At this stage I can show that "Quantum Fridge" nice illustration to the professors, and state that the right-half part is completed. And now we move on to the left-half part, which is to show that with the help of this RESET gate, we can achieve a longer depth of computation, under the influence of nonunital noise, without the need of mid-circuit measurement.

this part is more tricky and technical heavy to show to the professors without explicitly writing out the form of logical operators so I will have to somehow be simple and intuitive throughout the presentation, and also considers the common grounds of the professors, say things that they are familiar with and easy to keep up.

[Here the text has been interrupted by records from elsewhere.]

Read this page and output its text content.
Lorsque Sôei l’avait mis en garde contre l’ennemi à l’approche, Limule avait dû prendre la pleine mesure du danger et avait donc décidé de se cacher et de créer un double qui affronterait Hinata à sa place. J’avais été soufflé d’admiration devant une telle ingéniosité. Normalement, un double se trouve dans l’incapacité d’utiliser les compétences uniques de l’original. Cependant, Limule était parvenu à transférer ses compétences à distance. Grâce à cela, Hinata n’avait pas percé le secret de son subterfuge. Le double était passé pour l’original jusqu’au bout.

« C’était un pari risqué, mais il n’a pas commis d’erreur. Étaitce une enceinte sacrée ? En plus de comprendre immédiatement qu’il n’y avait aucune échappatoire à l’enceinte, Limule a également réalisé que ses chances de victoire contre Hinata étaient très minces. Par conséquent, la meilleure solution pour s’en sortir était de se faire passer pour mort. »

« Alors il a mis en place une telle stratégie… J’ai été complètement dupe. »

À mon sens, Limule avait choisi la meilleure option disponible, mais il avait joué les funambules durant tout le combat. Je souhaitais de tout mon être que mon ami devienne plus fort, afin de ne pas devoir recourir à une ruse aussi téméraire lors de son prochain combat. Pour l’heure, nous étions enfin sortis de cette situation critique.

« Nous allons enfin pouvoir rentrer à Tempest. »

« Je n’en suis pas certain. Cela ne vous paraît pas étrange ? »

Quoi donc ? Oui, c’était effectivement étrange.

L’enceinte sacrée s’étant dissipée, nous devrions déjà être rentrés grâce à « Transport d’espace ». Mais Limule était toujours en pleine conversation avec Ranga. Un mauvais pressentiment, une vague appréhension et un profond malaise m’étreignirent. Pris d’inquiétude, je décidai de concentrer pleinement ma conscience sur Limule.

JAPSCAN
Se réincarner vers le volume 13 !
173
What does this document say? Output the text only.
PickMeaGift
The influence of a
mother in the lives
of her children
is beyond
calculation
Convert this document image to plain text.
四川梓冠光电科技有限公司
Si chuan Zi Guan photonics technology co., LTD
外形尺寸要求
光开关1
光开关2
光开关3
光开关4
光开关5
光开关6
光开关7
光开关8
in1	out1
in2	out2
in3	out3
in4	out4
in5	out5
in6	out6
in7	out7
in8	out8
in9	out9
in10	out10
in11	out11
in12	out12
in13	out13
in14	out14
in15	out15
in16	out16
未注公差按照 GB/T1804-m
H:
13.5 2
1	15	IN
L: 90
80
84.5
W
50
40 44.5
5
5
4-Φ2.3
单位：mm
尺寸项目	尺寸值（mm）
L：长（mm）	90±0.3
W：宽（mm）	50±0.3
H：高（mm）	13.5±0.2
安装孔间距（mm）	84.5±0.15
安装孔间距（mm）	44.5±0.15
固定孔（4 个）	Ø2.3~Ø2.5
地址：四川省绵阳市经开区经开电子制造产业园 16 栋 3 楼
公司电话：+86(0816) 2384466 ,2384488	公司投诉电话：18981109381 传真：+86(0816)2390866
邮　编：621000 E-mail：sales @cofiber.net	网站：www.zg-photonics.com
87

  • can explain how the "2"-factor in the QEC gadget's definition comes from. (because for [[7,1,3]] code, it can correct up to 1 error only, so in order to cause a logical error on that level, we need at least 2 physical errors to happen within the same encoding block)
  • show the recursive relation of how noise strength within different levels of concatenation scales down.

at the end I somehow modified some of the bounds in that IBM paper (but did not affect the final scaling behavior) In the future, I will try out investigating broader settings of the scheme, because in this projectm for now, I have only proved the "feasibility" of the scheme, but am not sure if the Scaling (bound) is tight yet. So I will try to find out whether there are better ways to implement the scheme, or whether there are better schemes that can achieve the same goal. And maybe do some numerical simulations to see if any asymptotic behaviors emerge.

In this project, I only consider traditional algo-cooling, but maybe we can also do HB-AC, which has a better effect in cooling down (without needing mid-circuit measurement)

do some research on how the 713 code can be realized through majority vote, so that when being asked by the professors, I can answer to the details.

I need to describe more about swapping qubits, like: how the linear length scales with the qubit number (1/d power)

Show that "QEC without mid-circuit measurement" requires the following condition to be satisfied first: transversal CNOT gate, so hence low distance CSS code.

Future directions:

  • this bound is not tight, so we can try to find a tighter bound.
  • numerics to see if any asymptotic behavior emerges.
  • try out HB-AC, which has a better effect in cooling down (without needing mid-circuit measurement)

Thank you for your attention, and I am happy to take any questions.

denote whichever Lemma or Definition on the paper that I am referring to in the slides, so that the professors can follow up.